REPUBLIKA.CO.ID,JAKARTA -- Menurut hasil penelitian Nathanael Gratias, partai politik (parpol) nasionalis dan sekuler lebih sering melakukan politisasi agama untuk meraih banyak suara. Hal ini disampaikan Kepala Pusat Litbang Bimbingan Masyarakat Agama dan Layanan Keagamaan Kementerian Agama, Prof Adlin Sila saat menjadi narasumber pembahas pada rilis penelitian bertema 'Beragama di Dunia Maya: Media Sosial dan Pandangan Keagamaan di Indonesia'.

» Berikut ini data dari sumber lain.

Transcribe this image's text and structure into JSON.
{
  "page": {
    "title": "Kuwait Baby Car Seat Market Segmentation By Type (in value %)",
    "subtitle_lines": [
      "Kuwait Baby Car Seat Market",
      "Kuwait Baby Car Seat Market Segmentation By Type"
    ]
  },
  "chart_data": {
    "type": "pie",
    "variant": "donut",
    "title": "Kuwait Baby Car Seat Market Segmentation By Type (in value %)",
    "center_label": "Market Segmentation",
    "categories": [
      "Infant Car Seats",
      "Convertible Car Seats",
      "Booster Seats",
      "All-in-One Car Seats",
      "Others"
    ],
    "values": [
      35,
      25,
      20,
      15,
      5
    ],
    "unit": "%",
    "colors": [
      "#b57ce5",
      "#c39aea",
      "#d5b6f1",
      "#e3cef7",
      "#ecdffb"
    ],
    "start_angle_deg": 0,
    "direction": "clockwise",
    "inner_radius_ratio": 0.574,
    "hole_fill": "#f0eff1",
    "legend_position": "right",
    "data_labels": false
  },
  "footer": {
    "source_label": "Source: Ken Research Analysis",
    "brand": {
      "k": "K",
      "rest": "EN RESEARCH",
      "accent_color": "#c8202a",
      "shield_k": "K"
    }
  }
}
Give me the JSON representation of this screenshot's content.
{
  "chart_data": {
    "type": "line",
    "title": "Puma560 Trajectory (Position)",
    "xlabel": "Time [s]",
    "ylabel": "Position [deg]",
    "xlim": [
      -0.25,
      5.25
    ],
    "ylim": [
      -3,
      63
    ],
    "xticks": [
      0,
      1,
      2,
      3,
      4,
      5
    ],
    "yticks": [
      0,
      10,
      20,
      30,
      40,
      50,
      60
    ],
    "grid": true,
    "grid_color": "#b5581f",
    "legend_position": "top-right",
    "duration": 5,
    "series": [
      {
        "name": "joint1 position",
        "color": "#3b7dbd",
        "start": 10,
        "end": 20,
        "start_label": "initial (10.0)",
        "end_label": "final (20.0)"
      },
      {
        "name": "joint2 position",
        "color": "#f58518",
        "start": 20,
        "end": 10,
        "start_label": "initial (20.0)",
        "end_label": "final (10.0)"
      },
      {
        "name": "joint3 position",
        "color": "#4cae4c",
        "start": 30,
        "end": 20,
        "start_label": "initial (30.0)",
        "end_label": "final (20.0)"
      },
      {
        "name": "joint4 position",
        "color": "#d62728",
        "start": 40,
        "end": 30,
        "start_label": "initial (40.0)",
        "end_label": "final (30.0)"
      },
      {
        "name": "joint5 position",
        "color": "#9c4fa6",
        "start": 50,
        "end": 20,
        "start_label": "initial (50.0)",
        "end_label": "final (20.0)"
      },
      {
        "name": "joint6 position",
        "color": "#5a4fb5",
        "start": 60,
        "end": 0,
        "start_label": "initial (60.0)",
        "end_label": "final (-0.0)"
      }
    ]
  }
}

Prof Adlin mengatakan, dalam sebuah artikel yang ditulis Nathanael berjudul A Price for Democracy, dijelaskan parpol apa saja atau kandidat kepala daerah mana yang menggunakan agama dalam memobilisasi massa. Hal yang menarik dari hasil penelitiannya, ternyata yang melakukan politisasi agama atau menggunakan agama sebagai alat untuk meraih suara itu tidak didominasi oleh kandidat-kandidat kepala daerah dari partai-partai Islam.
"Menurut Nathanael, yang lebih dominan menggunakan agama untuk mobilisasi massa itu dari partai-partai sekuler atau partai-partai nasionalis," kata Prof Adlin saat menjadi narasumber pembahas pada acara rilis hasil penelitian Media and Religious Trend in Indonesia (Merit), Pusat Pengkajian Islam dan Masyarakat (PPIM) Universitas Islam Negeri (UIN) Jakarta secara daring, Senin (16/11).
Menurutnya, temuan Nathanael sama dengan temuan Michael Buehler yang menerbitkan buku berjudul The Politics of Shari'a Law: Islamist Activists and the State in Democratizing Indonesia, 2016. Buehler melihat peraturan daerah (perda) syariah yang diterbitkan oleh kepala-kepala daerah.